Other frameworks have a lot of things to learn, just like ZF. While there are alternatives such as Cake or Symfony, which are said to be easier to work with, you would still have to learn a lot to be able to use them efficiently. Some say the documentation for other frameworks is better, and while it is true that the ZF manual is a bit lacking in some more complex topics, I think the issue is mostly in the reader: Zend Framework’s manual is very technical in some points, which may be confusing, and the parts that the manual doesn’t cover could easily be learnt by examining the framework’s code.
Zend Framework’s redeeming quality is its architechture – you can pick a framework feature you want and use that, and only that.
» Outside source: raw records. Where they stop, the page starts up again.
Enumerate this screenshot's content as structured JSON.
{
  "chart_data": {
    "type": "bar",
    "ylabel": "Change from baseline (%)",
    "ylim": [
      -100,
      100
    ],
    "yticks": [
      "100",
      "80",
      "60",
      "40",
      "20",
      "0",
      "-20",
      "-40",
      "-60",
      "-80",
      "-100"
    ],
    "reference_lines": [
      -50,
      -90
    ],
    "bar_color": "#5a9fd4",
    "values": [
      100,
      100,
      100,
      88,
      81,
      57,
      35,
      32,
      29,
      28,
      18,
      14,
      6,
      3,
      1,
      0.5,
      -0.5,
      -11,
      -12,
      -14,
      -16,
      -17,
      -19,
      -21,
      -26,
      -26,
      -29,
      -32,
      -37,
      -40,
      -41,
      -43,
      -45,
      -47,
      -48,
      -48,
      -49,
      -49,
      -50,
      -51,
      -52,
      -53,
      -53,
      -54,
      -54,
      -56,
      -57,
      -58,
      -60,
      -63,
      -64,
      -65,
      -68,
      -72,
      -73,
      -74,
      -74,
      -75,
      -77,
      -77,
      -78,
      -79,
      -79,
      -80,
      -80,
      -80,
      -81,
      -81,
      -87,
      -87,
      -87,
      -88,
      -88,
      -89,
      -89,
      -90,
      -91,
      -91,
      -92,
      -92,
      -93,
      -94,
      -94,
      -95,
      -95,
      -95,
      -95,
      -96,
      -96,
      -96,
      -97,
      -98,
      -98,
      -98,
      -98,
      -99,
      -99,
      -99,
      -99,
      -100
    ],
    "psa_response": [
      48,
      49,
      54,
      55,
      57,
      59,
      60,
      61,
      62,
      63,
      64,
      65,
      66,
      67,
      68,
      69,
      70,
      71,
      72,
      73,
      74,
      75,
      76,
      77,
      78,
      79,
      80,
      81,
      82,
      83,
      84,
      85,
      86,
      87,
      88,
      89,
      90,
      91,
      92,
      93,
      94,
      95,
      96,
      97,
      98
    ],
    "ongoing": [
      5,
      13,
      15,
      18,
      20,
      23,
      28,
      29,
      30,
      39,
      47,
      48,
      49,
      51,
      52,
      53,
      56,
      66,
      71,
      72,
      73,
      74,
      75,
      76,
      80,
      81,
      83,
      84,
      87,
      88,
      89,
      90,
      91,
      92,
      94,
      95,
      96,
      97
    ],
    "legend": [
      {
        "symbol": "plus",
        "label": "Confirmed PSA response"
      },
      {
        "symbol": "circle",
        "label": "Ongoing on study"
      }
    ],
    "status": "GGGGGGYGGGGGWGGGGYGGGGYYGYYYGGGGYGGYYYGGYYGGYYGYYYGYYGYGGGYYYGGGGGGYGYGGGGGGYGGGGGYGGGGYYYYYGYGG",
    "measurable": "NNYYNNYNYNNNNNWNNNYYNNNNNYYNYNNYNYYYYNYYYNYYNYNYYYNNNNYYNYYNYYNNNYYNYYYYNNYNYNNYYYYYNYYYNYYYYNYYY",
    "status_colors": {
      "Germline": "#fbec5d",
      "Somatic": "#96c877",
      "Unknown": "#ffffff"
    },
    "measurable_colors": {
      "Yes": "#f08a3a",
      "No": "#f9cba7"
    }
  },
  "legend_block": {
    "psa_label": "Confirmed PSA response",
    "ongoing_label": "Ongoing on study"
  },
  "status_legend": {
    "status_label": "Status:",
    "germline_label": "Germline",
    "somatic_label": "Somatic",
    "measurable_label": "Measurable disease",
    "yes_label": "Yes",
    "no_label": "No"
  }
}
This way you can introduce Zend Framework to junior developers step by step, class by class, without overwhelming them with everything they have to learn at once.
We’ve been developing some PHP applications at The Group, and while I’m the most experienced programmer there, I have the least free time to work on that project. However, we have several less experienced PHP programmers, who I’ve been helping to learn ZF. They initially thought it was going to take forever, but we’ve used some classes, such as Zend_Auth and Zend_Session, and they learned them quite easily. They can do the coding the way they’re used to and actually get things done, and gradually adapt classes from ZF to help them. The eventual goal is to help them improve enough, and finally migrate their applications to Zend Framework’s MVC architechture, or at least maintain ZF apps, as The Group is a volunteer organization and programming may be just a hobby for some.
While this would require one programmer familiar with the framework, I think it eventually has more benefits. After the other programmers learn it, they hopefully should understand the concepts much better, and should be able to utilize the framework and study it on their own. With some other framework, it could be that while they could initially use them better on their own, they may not completely understand what’s going on behind the scenes. That could, for example, limit their abilities to debug a problem in their code.